Fortunately, the remaining cougars, Abel and Chloe seem to be doing just fine.

And still the medical bills continue to mount!
Layla at play!
Very soon, Layla and Eve will need to be spayed before they can join their sister Aurora (already spayed) and brother Aramis in the same enclosure.  The cost to spay each lioness is approximately $2,500—that $5,000 for both cats!

Then there is Chloe, the female cougar, needing to be spayed at a cost of $1,500 as she is currently in heat and exciting all the male cats around here.

This week, the four lions will be checked out by our veterinarian.  For obvious reasons, we pray that they are healthy animals!

Whew!  Even though the Poetry animals needs about $18,000 worth of veterinarian care, we are so grateful we were able to give them a second chance at In-Sync Exotics.

Unfortunately, with the number of big cats needing immediate homes, such as the two lions from the closed sanctuary and the cats from Poetry -- and the sad reality that more cats will need our help very soon -- our rescue budget is stretched thin due to so many demands.

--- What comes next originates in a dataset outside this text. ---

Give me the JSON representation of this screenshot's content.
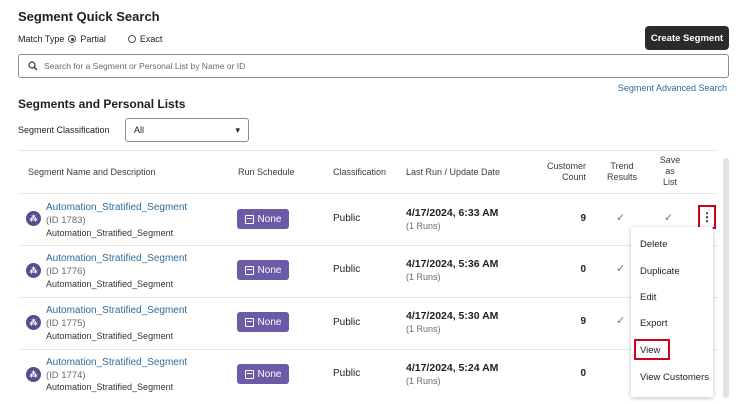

Without your generous support, we will be unable to provide these cats with forever homes and give them with the personalized care they so desperately need-- will you help us continue?

Please donate whatever you can afford to help us provide a loving home for the animals that have lost so much in life.  Thank you for all you do for animals!


  1. I had sent an email to your office manager about adopting Kane on a month to month basis, but wasn't sure if I could afford it. Is he classified as a medium or large cat?

  2. Thank you Shaina for your question!

    Kane is a medium cat (leopards and cougars are classified as medium), so it's $100 per month.

    We really appreciate you wanting to sponsor Kane as he a very special cougar!